We’ve all been there. Sunday morning. An alleged 4am text from an alleged friend with an alleged invite to some sort of alleged gathering. The agonising over whether or not to adhere to a state-enforced lockdown restricting all non-essential movement during a global pandemic. The attempt to remember where you put your other furry black slipper. Sophie’s bloody choice.
Except Meryl Streep was given an impossible question with no right answer. Jack Grealish had his decision made for him yet still picked the wrong path.
He was, of course, “deeply embarrassed”. By his actions, presumably, rather than by them being made public. He also expressed his “hope that everyone can accept my apology” in a 58-second video during which the word ‘sorry’ was never used.
That still sits neatly on Grealish’s Twitter timeline above a clip featuring advice on how to “help save lives” by staying at home and only leaving to buy food or medicine or to exercise.
It remains to be seen which category his weekend escapade falls under, although it hardly seemed like Joe Wicks levels of morning aerobics.
And the minor details and circumstances are not yet known. There was a white Range Rover, a picture of someone who looked an awful lot like Grealish, and some awfully questionable quotes from neighbours.
But it is important for public figures to frame this situation appropriately. To try and avoid glib football phrases about new leaves having been turned over; to consider how it might affect a player’s club and international prospects but also to look far beyond that; to think of the wider societal implications.
It is possible, particularly in such extreme circumstances, to admonish and criticise without feeling the need to sugarcoat.
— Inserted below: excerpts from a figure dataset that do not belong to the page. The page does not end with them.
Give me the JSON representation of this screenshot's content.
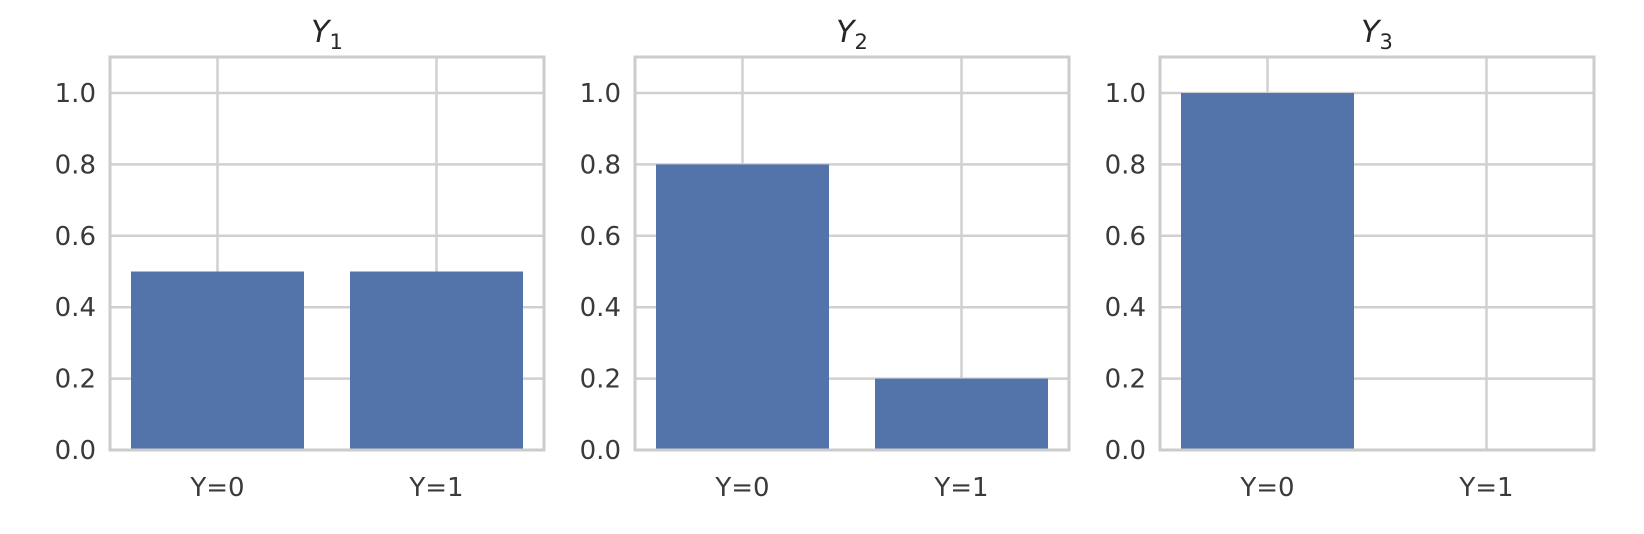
{
  "chart_data": [
    {
      "type": "bar",
      "title": "Y",
      "title_subscript": "1",
      "categories": [
        "Y=0",
        "Y=1"
      ],
      "values": [
        0.5,
        0.5
      ],
      "ylim": [
        0,
        1.1
      ],
      "yticks": [
        "0.0",
        "0.2",
        "0.4",
        "0.6",
        "0.8",
        "1.0"
      ],
      "grid": true,
      "bar_color": "#5274ab"
    },
    {
      "type": "bar",
      "title": "Y",
      "title_subscript": "2",
      "categories": [
        "Y=0",
        "Y=1"
      ],
      "values": [
        0.8,
        0.2
      ],
      "ylim": [
        0,
        1.1
      ],
      "yticks": [
        "0.0",
        "0.2",
        "0.4",
        "0.6",
        "0.8",
        "1.0"
      ],
      "grid": true,
      "bar_color": "#5274ab"
    },
    {
      "type": "bar",
      "title": "Y",
      "title_subscript": "3",
      "categories": [
        "Y=0",
        "Y=1"
      ],
      "values": [
        1.0,
        0.0
      ],
      "ylim": [
        0,
        1.1
      ],
      "yticks": [
        "0.0",
        "0.2",
        "0.4",
        "0.6",
        "0.8",
        "1.0"
      ],
      "grid": true,
      "bar_color": "#5274ab"
    }
  ]
}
Grealish needs advice, guidance, direction, not more people pledging membership to his “biggest fan” club. Or the most damning indictment: that Stan Collymore would “more than likely” have done the same at 24.
Telling him he is a “good lad” is immaterial nonsense equivalent to watching someone plant their studs into an opponent’s flesh and referring to them as ‘not that sort of player’. It is obfuscation, the unnecessary muddying of clear waters. It’s unhelpful, perhaps most of all, to Grealish himself.
The only relevance his role as a footballer carries in this instance is as a popular captain who sets an example and should know better. Grealish hopefully realises that his true mistake was in his foolish, dangerous hypocrisy sending the wrong message, and not in letting Harry Redknapp, Danny Murphy or even Aston Villa down.